A reader asks, in the wake of our discussion of Dr. Dean’s 1988 letter, whether other candidates have spoken out on tort reform.
An eagle-eyed reader draws our attention to the June 29, 1988 New York Times, where the then-Lieutenant Governor of Vermont writes to the editor about a Times story on large damages awards in a libel case.
To the Editor:
Randall Bezanson and Gilbert Cranberg detailed a situation that I hope will get far worse. As a physician, I have been frustrated for years by the reluctance of state legislatures and the United States Congress to deal with liability problems of all kinds.
I have long maintained that until the legal profession and the news media are also afflicted with the increasingly severe consequences of a tort system that benefits few people outside the legal profession, there will be no return to a fair and reasonable system of justice.

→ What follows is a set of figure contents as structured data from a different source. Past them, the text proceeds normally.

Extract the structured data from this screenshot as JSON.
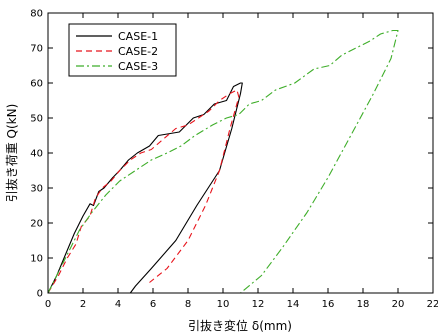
{
  "chart_data": {
    "type": "line",
    "xlabel": "引抜き変位 δ(mm)",
    "ylabel": "引抜き荷重 Q(kN)",
    "xlim": [
      0,
      22
    ],
    "ylim": [
      0,
      80
    ],
    "x_ticks": [
      0,
      2,
      4,
      6,
      8,
      10,
      12,
      14,
      16,
      18,
      20,
      22
    ],
    "y_ticks": [
      0,
      10,
      20,
      30,
      40,
      50,
      60,
      70,
      80
    ],
    "legend_position": "top-left",
    "series": [
      {
        "name": "CASE-1",
        "color": "#000000",
        "dash": "solid",
        "points": [
          [
            0,
            0
          ],
          [
            0.5,
            5
          ],
          [
            1.0,
            11
          ],
          [
            1.5,
            17
          ],
          [
            2.0,
            22
          ],
          [
            2.4,
            25.5
          ],
          [
            2.6,
            25
          ],
          [
            2.9,
            29
          ],
          [
            3.2,
            30
          ],
          [
            3.7,
            33
          ],
          [
            4.1,
            35
          ],
          [
            4.6,
            38
          ],
          [
            5.1,
            40
          ],
          [
            5.8,
            42
          ],
          [
            6.3,
            45
          ],
          [
            7.5,
            46
          ],
          [
            8.3,
            50
          ],
          [
            8.9,
            51
          ],
          [
            9.5,
            54
          ],
          [
            10.2,
            55
          ],
          [
            10.6,
            59
          ],
          [
            11.0,
            60
          ],
          [
            11.1,
            60
          ],
          [
            11.0,
            57
          ],
          [
            10.5,
            47
          ],
          [
            9.8,
            35
          ],
          [
            8.5,
            25
          ],
          [
            7.3,
            15
          ],
          [
            5.9,
            7
          ],
          [
            5.0,
            2
          ],
          [
            4.7,
            0
          ]
        ]
      },
      {
        "name": "CASE-2",
        "color": "#e8141c",
        "dash": "6,4",
        "points": [
          [
            0,
            0
          ],
          [
            0.6,
            5
          ],
          [
            1.1,
            10
          ],
          [
            1.6,
            14
          ],
          [
            1.9,
            19
          ],
          [
            2.4,
            22
          ],
          [
            2.7,
            27
          ],
          [
            3.1,
            30
          ],
          [
            3.6,
            32
          ],
          [
            4.1,
            35
          ],
          [
            4.7,
            38
          ],
          [
            5.3,
            40
          ],
          [
            5.9,
            41
          ],
          [
            6.6,
            44
          ],
          [
            7.3,
            47
          ],
          [
            8.0,
            48
          ],
          [
            8.6,
            50
          ],
          [
            9.2,
            52
          ],
          [
            9.8,
            55
          ],
          [
            10.4,
            57
          ],
          [
            10.8,
            58
          ],
          [
            10.9,
            56
          ],
          [
            10.4,
            47
          ],
          [
            9.8,
            35
          ],
          [
            9.0,
            25
          ],
          [
            8.0,
            15
          ],
          [
            6.8,
            7
          ],
          [
            5.8,
            3
          ]
        ]
      },
      {
        "name": "CASE-3",
        "color": "#3fae2a",
        "dash": "8,3,2,3",
        "points": [
          [
            0,
            0
          ],
          [
            0.6,
            6
          ],
          [
            1.2,
            12
          ],
          [
            1.8,
            18
          ],
          [
            2.5,
            23
          ],
          [
            3.3,
            28
          ],
          [
            4.1,
            32
          ],
          [
            5.0,
            35
          ],
          [
            5.9,
            38
          ],
          [
            6.8,
            40
          ],
          [
            7.6,
            42
          ],
          [
            8.4,
            45
          ],
          [
            9.4,
            48
          ],
          [
            10.2,
            50
          ],
          [
            10.9,
            51
          ],
          [
            11.5,
            54
          ],
          [
            12.2,
            55
          ],
          [
            13.0,
            58
          ],
          [
            14.1,
            60
          ],
          [
            15.2,
            64
          ],
          [
            16.1,
            65
          ],
          [
            16.8,
            68
          ],
          [
            17.6,
            70
          ],
          [
            18.4,
            72
          ],
          [
            19.0,
            74
          ],
          [
            19.7,
            75
          ],
          [
            20.0,
            75
          ],
          [
            19.6,
            67
          ],
          [
            18.6,
            57
          ],
          [
            17.3,
            45
          ],
          [
            16.0,
            33
          ],
          [
            14.8,
            23
          ],
          [
            13.4,
            13
          ],
          [
            12.2,
            5
          ],
          [
            11.0,
            0
          ]
        ]
      }
    ]
  }
}
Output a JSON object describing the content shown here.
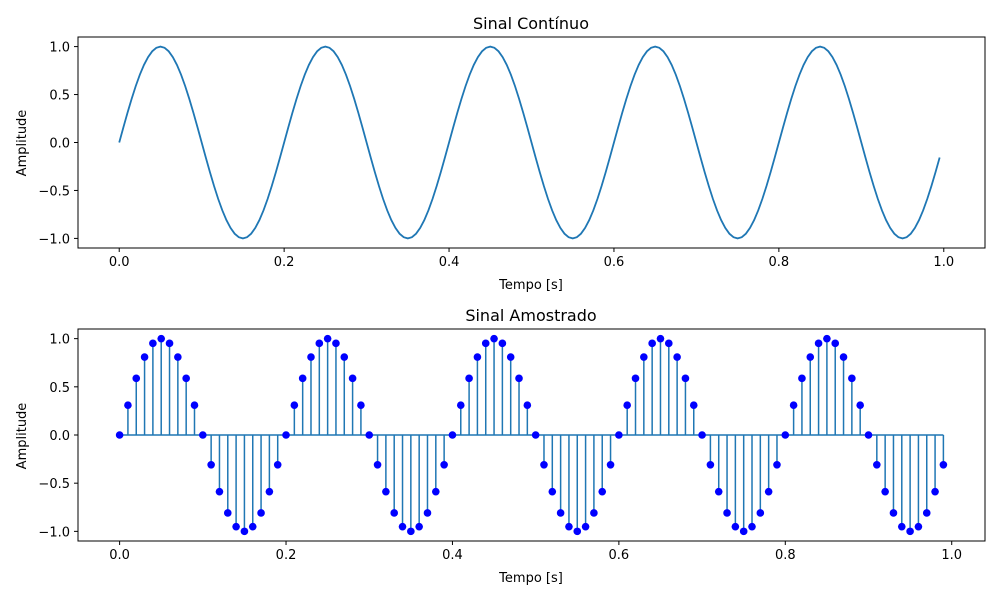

The trends toward lawyers suing one another for malpractice and toward outrageous-size punitive damages in libel cases give me hope that the crisis in our tort system may finally come to the attention of those who can make this a public issue and improve the situation for all of us who require liability insurance to do business.
HOWARD DEAN, M.D.
Montpelier, Vt., June 17, 1988
The events of the past fifteen years should make Dr. Dean an even more enthusiastic proponent of tort reform; his Dean for America web site is somewhat more neutral.